Oil giant BP PLC gave Louisiana $15 million shortly after the spill to help with tourism efforts. That has been spent, and the $30 million is a second grant to be paid out over 18 months.

“Long-term, do I think it’s enough? No,” Dardenne said.

Under the second grant, New Orleans will get $6 million, and six of the remaining hardest-hit parishes will get more than $2 million each. The remaining parishes will get portions ranging from $2,500 for Tensas Parish in northeast Louisiana to $500,000 for Cameron Parish in coastal southwest Louisiana.

The smallest amounts will be paid in lump sums, while some parishes with larger allocations will get their money in installments.

Dardenne’s predecessor, Scott Angelle, decided how to divvy up the cash and signed the agreement with BP three days before Dardenne took office in November.

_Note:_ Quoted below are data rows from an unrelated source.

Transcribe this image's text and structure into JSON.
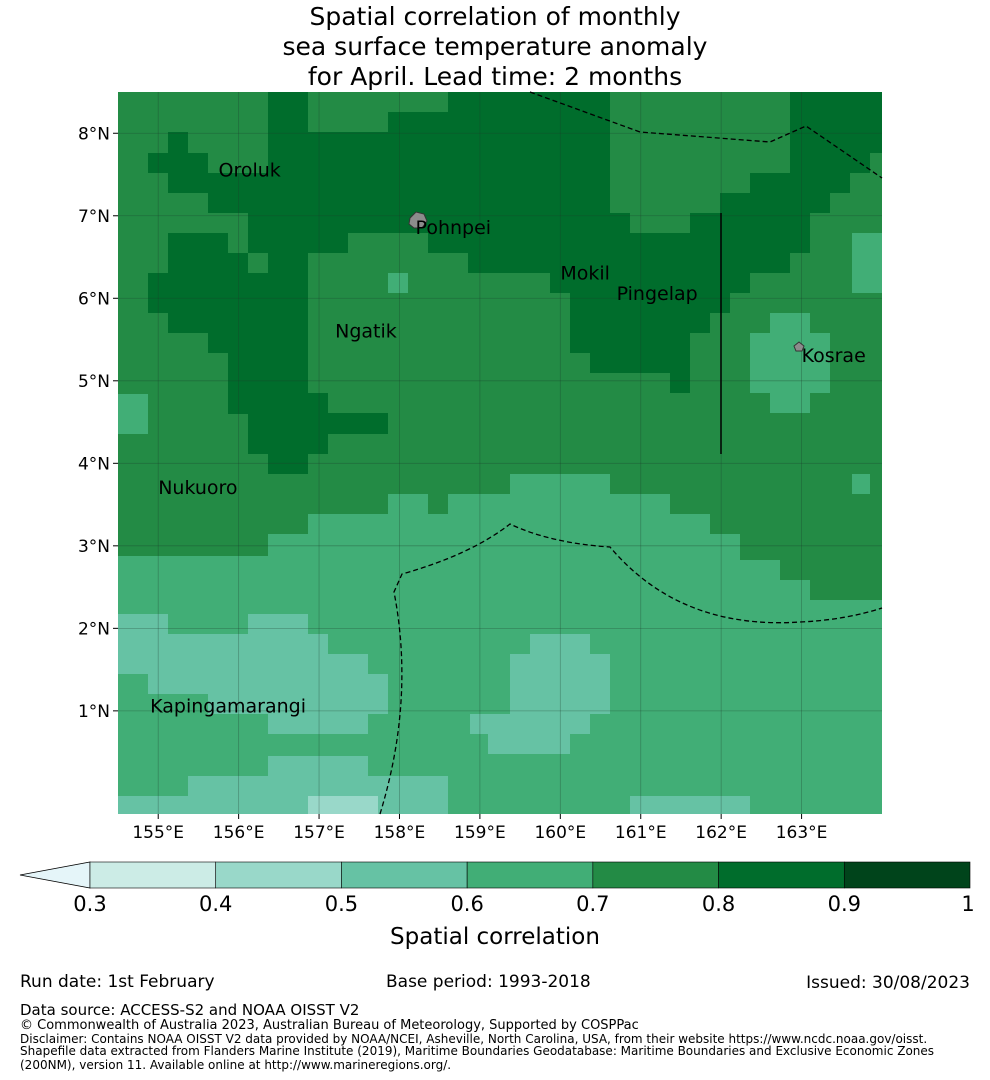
{
  "title": {
    "line1": "Spatial correlation of monthly",
    "line2": "sea surface temperature anomaly",
    "line3": "for April. Lead time: 2 months"
  },
  "map": {
    "lat_range": [
      -0.25,
      8.5
    ],
    "lon_range": [
      154.5,
      164.0
    ],
    "lat_ticks": [
      "1°N",
      "2°N",
      "3°N",
      "4°N",
      "5°N",
      "6°N",
      "7°N",
      "8°N"
    ],
    "lon_ticks": [
      "155°E",
      "156°E",
      "157°E",
      "158°E",
      "159°E",
      "160°E",
      "161°E",
      "162°E",
      "163°E"
    ],
    "islands": [
      {
        "name": "Oroluk",
        "lon": 155.75,
        "lat": 7.55
      },
      {
        "name": "Pohnpei",
        "lon": 158.2,
        "lat": 6.85
      },
      {
        "name": "Mokil",
        "lon": 160.0,
        "lat": 6.3
      },
      {
        "name": "Pingelap",
        "lon": 160.7,
        "lat": 6.05
      },
      {
        "name": "Ngatik",
        "lon": 157.2,
        "lat": 5.6
      },
      {
        "name": "Kosrae",
        "lon": 163.0,
        "lat": 5.3
      },
      {
        "name": "Nukuoro",
        "lon": 155.0,
        "lat": 3.7
      },
      {
        "name": "Kapingamarangi",
        "lon": 154.9,
        "lat": 1.05
      }
    ],
    "grid_lines": true
  },
  "colorbar": {
    "ticks": [
      "0.3",
      "0.4",
      "0.5",
      "0.6",
      "0.7",
      "0.8",
      "0.9",
      "1"
    ],
    "colors": [
      "#e5f5f9",
      "#ccece6",
      "#99d8c9",
      "#66c2a4",
      "#41ae76",
      "#238b45",
      "#006d2c",
      "#00441b"
    ],
    "label": "Spatial correlation"
  },
  "footer": {
    "run_date": "Run date: 1st February",
    "base_period": "Base period: 1993-2018",
    "issued": "Issued: 30/08/2023",
    "data_source": "Data source: ACCESS-S2 and NOAA OISST V2",
    "copyright": "© Commonwealth of Australia 2023, Australian Bureau of Meteorology, Supported by COSPPac",
    "disclaimer1": "Disclaimer: Contains NOAA OISST V2 data provided by NOAA/NCEI, Asheville, North Carolina, USA, from their website https://www.ncdc.noaa.gov/oisst.",
    "disclaimer2": "Shapefile data extracted from Flanders Marine Institute (2019), Maritime Boundaries Geodatabase: Maritime Boundaries and Exclusive Economic Zones",
    "disclaimer3": "(200NM), version 11. Available online at http://www.marineregions.org/."
  }
}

But Dardenne will oversee the spending, his office will review the parish plans and he’ll try to keep the individual tourism campaigns aligned with the state’s new advertising message, “Louisiana: Pick Your Passion.”

“We feel like we can stretch these dollars by collaborating,” Dardenne said. “We’re going to try to have as consistent a message as we can.”

The state tourism department will receive $6.5 million, and the first $1 million will be steered to help pay for a $3 million tourism campaign Dardenne is launching within the next few weeks to market Louisiana to potential visitors for the summer traveling season.

“We have to seize the moment right now and get the message out this spring and summer,” he said.

Dardenne and the Jindal administration had disagreed about the size and the spending plans for the tourism campaign, and Dardenne got $1 million less for the marketing effort than he wanted.